Was gegen Kern spricht:

  • Die SPÖ steckt in einer existenziellen Krise. Die Partei muss sich entweder auf ihre traditionellen Werte wie dem Arbeitnehmerschutz rückbesinnen, oder neue Werte definieren. Kern jedoch gilt als Pragmatiker. Ob er eine Partei sanieren kann, die um ihre ureigensten Inhalte ringt, ist fraglich. Bures war es etwa auch, die 2014 über Kern sagte: "Politik ist nicht seine Stärke" (freilich hatte Bures wohl damals schon im Sinn, Faymann den Rücken zu stärken).
  • Kern ist eben die ewige Personalreserve. Sein Name fiel schon fast zu oft, wenn es darum ging, über Nachfolger an der Spitze der SPÖ nachzudenken.
  • Im Jahr 2014 verdienten 18 Manager der ÖBB aufs Jahr hochgerechnet mehr als der bisherige Bundeskanzler Faymann: Der gesamte Vorstand erhielt 1,72 Millionen Euro; die Höhe des Gehalts für Kern war nicht bekannt, es dürften etwa 700.000 Euro gewesen sein, wie der KURIER damals berichtete. Kern müsste also erneut Gehaltseinbußen hinnehmen (er verzichtete schon beim Wechsel zur Bahn auf Teile seines Gehalts, beim Verbund hatte er mehr kassiert). Ob der Job, die SPÖ aus der Lethargie zu reißen, verlockend genug ist, weiß nur Kern selbst.
  • Die Konkurrenz. Mit Gerhard Zeiler steht ein Mann im Wettbewerb um den Spitzenposten, der den Job wirklich haben will.

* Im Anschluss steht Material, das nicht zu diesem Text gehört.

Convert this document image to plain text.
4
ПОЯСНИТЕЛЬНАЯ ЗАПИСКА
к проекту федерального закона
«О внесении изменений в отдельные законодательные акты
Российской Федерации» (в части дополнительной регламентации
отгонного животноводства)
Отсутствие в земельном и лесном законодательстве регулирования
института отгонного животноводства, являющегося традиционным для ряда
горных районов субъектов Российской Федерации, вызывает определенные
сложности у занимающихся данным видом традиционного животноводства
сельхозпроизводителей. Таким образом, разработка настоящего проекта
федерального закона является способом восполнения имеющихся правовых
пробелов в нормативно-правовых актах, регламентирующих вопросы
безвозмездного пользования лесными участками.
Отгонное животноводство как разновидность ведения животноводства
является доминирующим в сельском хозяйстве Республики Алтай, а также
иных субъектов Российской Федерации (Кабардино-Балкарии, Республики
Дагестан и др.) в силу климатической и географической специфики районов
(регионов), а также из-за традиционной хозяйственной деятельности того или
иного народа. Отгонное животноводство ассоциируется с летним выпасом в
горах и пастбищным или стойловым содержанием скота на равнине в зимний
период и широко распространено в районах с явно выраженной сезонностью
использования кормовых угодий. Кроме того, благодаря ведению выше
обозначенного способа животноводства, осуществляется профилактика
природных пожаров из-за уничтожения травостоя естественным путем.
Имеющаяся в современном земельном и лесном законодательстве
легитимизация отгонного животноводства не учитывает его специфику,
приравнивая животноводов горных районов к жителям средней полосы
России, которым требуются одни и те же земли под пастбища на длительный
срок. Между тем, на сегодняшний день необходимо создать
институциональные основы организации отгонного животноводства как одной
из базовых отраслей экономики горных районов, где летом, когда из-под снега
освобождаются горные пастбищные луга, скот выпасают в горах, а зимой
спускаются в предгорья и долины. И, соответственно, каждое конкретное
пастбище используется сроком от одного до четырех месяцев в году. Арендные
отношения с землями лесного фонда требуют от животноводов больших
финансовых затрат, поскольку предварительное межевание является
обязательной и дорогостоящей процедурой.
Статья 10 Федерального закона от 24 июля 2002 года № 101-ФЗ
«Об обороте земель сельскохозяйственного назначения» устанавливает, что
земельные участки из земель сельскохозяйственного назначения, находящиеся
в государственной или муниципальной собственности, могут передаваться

Zeiler hatte sich selbst via KURIER schon im Juni 2015 für Faymanns Nachfolge angeboten. Kern hingegen wehrte diese Spekulationen bis jetzt stets ab.
  • Trotz seines Werdegangs in der SPÖ weiß kaum jemand, zu welchen politischen Ansichten Kern in der Praxis tendiert. Welche Flüchtlingspolitik präferiert er? Soll sich die SPÖ für eine Koalition mit der FPÖ öffnen? Wie steht er zur Europäischen Union? Befürwortet er TTIP? Kern müsste zuallererst einmal der roten Basis und der gesamten Wählerschaft seine Standpunkte näherbringen.
Zeiler und Kern: Was spricht für, was gegen sie?
Zur Person: Christian Kern, geboren am 4. Jänner 1966 in Wien. Vier Kinder aus zwei Ehen. Studierter Kommunikationswissenschafter. Ab 1991 Assistent des damaligen Staatssekretärs Kostelka, ab 1994 dessen Büroleiter als Klubobmann. 1997 Wechsel in den Verbund, ab 2007 dort Vorstandsmitglied. Seit Juni 2010 Chef der ÖBB sowie seit 2014 Vorsitzender der Gemeinschaft europäischer Bahnen. Kern ist begeisterter Läufer und Mountainbiker. Seine fußballerische Leidenschaft gilt der Wiener Austria, in deren Kuratorium er auch sitzt.